Emenda é aprovada e Hugo Chávez poderá disputar terceiro mandato

A emenda constitucional que propõe a reeleição ilimitada do presidente e demais cargos públicos na Venezuela foi aprovada com 54,36% dos votos no referendo realizado neste domingo na Venezuela, abrindo caminho para que o presidente Hugo Chávez possa disputar um terceiro mandato.

AFP |

A oposição conseguiu 45,63% dos votos, segundo um primeiro boletim oficial divulgado pela presidente do Conselho Nacional Eleitoral (CNE), Tibisay Lucena.

A abtenção foi de 32,95%.

"Queremos felicitar o povo da Venezuela por seu comportamento cívico e democrático no dia de hoje. Foi um dia extraordinário", felicitou Lucena.

A aprovação da emenda é um triunfo "da verdade e da dignidade da pátria", declarou Chávez logo após a divulgação dos resultados na noite deste domingo.

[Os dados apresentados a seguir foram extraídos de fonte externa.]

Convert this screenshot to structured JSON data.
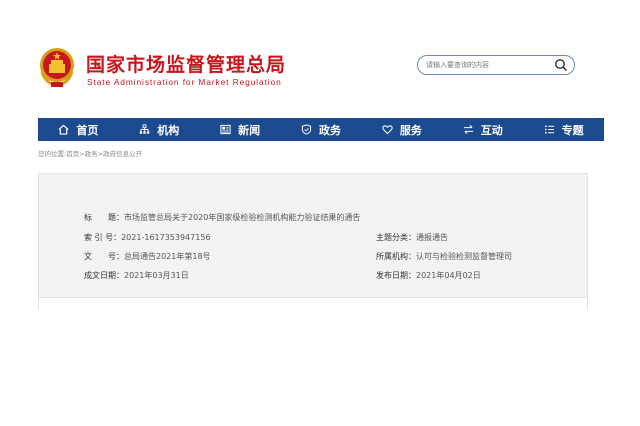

"É clara a vitória do povo, da revolução. Triunfaram a verdade contra a mentira, ganharam a dignidade da prátria contra todos que negam a pátria, ganhou a constância", celebrou Chávez.

O líder cubano Fidel Castro foi o primeiro a enviar felicitações a Chávez por sua vitória.

"A primeira mensagem que recebi para o povo venezuelano foi o de Fidel Castro", afirmou Chávez ante uma multidão que se reuniu nos arredores do palácio presidencial para celebrar o triunfo.

"Querido Hugo, felicidades para ti e para teu povo or uma vitória que por sua magnitude é impossível de medir", afirmou Fidel Castro a Chávez, segundo o texto que o presidente venezuelano leu.

Pouco antes do encerramento da votação, o ministro das Finanças e presidente do Partido Socialista Unido de Venezuela (PSUV, no poder), Alí Rodríguez, afirmou que "sim" no referendo para a reeleição registrava uma vantagem 'irreversível', segundo pesquisas de boca-de-urna citadas.

"Hoje certamente é um dia de celebração", afirmou Rodríguez em coletiva de imprensa do PSUV.

"Pelo que dizem todas as pesquisas de boca-de-urna, a tendência é irreversível e a resposta que o povo deu é irreversível", afirmou Rodríguez, que pediu que a oposição não dê início a atos de violência e reconheça os resultados.

Por sua parte, representantes da oposição exigiram das autoridades eleitorais que façam respeitar a proibição sobre a divulgação de resultados antes de um boletim oficial.

"Esperamos que o resultado final seja dado pelo CNE (Conselho Nacional Eleitoral)", pediu o representante do partido opositor Primero Justicia, Juan Carlos Caldera.

Os venezuelanos comparecem às urnas neste domingo para o quinto referendo nos últimos 10 anos, desta vez sobre uma emenda constitucional que abriria o caminho para o presidente Hugo Chávez tentar um terceiro mandato depois de 2012, sem limites à reeleição, e que a oposição considerava um ataque à alternância democrática.

Com a modificação de cinco artigos da Constituição de 1999 aprovada, ficam eliminados os limites de mandatos existentes para o presidente e todos os cargos majoritários.

Atualmente, a Carta Magna limita a no máximo dois mandatos presidenciais consecutivos, o que significa que Chávez deve abandonar o poder ao fim de 2012.

"O que está em jogo hoje, 15 de fevereiro, pode ser sintetizado em um dilema que deve ser resolvido pelo povo: seguir avançado para o exercício pleno da soberania popular ou a pretensão contrarrevolucionária de impor freios (...) É de Hamlet de Shakespeare: ser (o Sim) ou não ser (o Não)", escreveu Chávez em um artigo publicado na imprensa local.

"Venho com minhas filhas e netos, muito consciente ante o povo venezuelano de que hoje, nas mesas eleitorais, está se decidindo meu destino político. Para mim, como ser humano e soldado desta luta, é importante", disse Chávez depois de votar no bairro de 23 de janeiro de Caracas.

"Peço a Deus que o processo termine bem e se imponha a vontade do povo venezuelano. Que ninguém se ponha a inventar", alertou.

"Reconheceremos o resultado, seja qual for, uma vez anunciado pelo Conselho Nacional Eleitoral (CNE)", reiterou.

Os defensores de Chávez consideram essa emenda vital para consolidar a "revolução bolivariana" e o que chamam de "socialismo do século XXI".

Os opositores afirmam que a emenda que atenta contra o princípio da alternância, consagrado na Constituição, e lembram que a reeleição sem limites já foi rejeitada em um referendo em 2007.